A lot of Danes would have preferred that those imams got kicked out of the country for good after their trip to the ME. Their role in this affair has been well documented in the Danish press and 'liars' and 'totalitarian asholes' are some of the nicer words one might use to describe them. One of them, Ahmed Akkari, played with the idea of killing a Danish MP as well; shortly after his return from the trip, he was recorded by a French TV crew saying:

('Hvis han bliver minister for udlændinge eller integration, skulle man så ikke sende to fyre ud for at sprænge ham og hans ministerium i luften?' -

which translates to:

'if he becomes minister for foreigners or integration, shouldn't one send two guys out to blow up him and his ministerium?'). The guy 'he' refers to is Naser Khader. Btw, about three months after Akkari had said that, unknown perpetrators tried to kill our immigration minister, Rikke Hvilshøj, by burning her house down.
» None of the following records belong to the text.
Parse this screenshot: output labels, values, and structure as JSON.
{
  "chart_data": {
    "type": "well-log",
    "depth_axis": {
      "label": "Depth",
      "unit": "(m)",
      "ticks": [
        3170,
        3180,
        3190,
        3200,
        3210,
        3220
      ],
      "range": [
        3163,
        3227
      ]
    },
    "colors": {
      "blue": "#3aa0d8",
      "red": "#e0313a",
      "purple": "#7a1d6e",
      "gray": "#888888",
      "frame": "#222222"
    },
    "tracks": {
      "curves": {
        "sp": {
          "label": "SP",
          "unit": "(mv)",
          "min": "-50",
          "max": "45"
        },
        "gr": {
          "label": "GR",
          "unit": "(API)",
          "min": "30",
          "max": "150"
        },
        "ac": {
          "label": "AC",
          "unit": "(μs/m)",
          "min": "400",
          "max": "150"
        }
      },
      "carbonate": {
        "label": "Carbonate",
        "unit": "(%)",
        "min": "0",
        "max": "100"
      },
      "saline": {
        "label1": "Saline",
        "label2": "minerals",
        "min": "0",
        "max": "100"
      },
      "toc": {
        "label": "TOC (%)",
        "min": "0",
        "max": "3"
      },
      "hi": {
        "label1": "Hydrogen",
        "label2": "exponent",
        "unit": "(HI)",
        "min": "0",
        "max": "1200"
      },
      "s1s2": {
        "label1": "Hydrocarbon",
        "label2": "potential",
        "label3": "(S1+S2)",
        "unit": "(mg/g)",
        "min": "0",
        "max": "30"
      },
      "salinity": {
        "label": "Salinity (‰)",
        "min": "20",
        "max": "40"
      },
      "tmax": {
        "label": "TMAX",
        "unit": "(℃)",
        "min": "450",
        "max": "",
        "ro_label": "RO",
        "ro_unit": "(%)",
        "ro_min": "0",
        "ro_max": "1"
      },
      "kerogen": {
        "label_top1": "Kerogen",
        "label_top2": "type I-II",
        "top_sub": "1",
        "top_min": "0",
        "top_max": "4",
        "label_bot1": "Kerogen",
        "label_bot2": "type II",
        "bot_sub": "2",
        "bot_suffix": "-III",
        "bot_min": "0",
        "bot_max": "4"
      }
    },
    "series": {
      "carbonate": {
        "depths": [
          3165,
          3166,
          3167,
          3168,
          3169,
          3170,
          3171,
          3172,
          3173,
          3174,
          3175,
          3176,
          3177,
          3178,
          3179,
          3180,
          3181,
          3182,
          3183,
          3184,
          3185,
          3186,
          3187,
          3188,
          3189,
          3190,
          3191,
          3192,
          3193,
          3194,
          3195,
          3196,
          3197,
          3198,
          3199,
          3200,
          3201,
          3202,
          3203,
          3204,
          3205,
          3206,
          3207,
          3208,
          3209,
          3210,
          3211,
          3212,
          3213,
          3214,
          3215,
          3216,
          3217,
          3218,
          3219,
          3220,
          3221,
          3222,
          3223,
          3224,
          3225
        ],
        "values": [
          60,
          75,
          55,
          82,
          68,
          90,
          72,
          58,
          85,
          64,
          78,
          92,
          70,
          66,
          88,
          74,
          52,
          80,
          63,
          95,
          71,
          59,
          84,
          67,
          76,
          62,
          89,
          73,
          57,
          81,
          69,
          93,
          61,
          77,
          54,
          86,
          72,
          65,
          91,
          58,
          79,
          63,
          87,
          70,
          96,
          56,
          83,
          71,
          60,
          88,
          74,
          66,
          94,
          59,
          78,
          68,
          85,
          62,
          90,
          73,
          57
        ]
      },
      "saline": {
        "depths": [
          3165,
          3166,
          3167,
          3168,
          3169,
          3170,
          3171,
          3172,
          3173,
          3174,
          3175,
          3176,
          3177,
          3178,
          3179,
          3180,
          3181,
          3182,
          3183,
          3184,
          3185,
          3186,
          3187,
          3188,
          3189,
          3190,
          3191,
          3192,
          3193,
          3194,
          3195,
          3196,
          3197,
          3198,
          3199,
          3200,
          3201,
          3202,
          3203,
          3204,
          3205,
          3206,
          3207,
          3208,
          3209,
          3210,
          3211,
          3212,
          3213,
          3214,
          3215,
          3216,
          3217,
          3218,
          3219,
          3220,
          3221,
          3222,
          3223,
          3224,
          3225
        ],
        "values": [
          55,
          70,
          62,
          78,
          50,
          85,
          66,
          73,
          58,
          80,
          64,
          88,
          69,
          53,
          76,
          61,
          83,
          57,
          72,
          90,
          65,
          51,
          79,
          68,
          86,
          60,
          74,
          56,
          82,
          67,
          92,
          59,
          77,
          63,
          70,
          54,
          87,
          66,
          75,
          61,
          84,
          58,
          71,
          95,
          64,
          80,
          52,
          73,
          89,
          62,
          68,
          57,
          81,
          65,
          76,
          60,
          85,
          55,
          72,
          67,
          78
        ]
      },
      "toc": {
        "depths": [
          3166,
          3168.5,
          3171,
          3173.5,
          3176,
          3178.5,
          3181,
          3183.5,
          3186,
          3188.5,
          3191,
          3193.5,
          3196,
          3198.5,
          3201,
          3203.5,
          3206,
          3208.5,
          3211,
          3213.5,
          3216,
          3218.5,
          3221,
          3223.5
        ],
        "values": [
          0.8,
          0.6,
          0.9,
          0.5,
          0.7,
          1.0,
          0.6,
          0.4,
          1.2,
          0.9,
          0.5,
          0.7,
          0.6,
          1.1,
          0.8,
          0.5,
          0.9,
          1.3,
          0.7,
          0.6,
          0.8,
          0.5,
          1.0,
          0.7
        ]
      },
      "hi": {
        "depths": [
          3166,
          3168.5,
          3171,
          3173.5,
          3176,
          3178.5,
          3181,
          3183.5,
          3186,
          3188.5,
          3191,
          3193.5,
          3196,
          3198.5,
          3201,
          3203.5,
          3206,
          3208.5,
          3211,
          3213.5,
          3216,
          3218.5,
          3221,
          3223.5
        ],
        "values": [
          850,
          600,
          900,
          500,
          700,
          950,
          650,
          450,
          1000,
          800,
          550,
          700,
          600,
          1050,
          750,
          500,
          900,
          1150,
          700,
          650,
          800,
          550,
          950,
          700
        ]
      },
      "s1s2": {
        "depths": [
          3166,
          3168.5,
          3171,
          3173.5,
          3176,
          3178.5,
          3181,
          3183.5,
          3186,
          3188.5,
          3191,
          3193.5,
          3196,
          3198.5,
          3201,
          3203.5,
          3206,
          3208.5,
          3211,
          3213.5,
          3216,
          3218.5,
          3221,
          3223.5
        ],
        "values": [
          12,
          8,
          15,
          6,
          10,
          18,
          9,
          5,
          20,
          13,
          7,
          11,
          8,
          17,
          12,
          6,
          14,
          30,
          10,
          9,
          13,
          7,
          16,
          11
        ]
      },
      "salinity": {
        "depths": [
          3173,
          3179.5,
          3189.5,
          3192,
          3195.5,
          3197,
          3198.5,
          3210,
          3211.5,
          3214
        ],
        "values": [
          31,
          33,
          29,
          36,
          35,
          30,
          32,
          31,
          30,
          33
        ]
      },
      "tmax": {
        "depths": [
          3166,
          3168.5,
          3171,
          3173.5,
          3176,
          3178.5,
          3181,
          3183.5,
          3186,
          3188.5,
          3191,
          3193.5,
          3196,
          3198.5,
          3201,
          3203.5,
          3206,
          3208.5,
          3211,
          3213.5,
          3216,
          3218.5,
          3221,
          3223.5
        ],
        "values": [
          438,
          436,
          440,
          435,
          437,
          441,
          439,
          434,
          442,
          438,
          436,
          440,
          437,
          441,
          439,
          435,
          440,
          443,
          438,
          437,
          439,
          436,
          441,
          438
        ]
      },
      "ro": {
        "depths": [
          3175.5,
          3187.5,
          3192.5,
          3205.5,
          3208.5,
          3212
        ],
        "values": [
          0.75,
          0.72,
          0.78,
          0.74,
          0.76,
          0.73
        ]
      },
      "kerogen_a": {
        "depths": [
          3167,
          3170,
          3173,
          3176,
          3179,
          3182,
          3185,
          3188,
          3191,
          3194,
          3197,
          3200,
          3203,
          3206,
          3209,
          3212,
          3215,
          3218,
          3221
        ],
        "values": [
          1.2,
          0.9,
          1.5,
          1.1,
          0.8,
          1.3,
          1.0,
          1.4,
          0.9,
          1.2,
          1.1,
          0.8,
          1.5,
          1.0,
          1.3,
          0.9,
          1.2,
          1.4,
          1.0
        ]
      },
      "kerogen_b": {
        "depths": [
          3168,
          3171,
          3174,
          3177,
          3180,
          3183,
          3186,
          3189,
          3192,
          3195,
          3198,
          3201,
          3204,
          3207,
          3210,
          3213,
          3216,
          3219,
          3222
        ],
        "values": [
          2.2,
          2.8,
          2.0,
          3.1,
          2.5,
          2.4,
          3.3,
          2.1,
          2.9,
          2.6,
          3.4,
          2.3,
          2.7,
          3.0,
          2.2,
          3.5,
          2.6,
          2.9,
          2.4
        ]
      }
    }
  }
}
Russian intelligence had little to nothing to do with any/all of this, it's way past unlikely that they played any significant role.

Eyedunno said...

Aside from responding to the lunacy of the claim, I'm inclined to say "who cares?" Ultimately, it's enough that we have a large group of people who think their religious beliefs should apply to what pictures those outside their faith should be able to DRAW.

Even if it were commie spies, or the New World Order, or extraterrestrials continually bringing this to our attention, the need to keep asserting our civil liberties is sufficient reason for Everybody Draw Muhammad Day to remain awesome.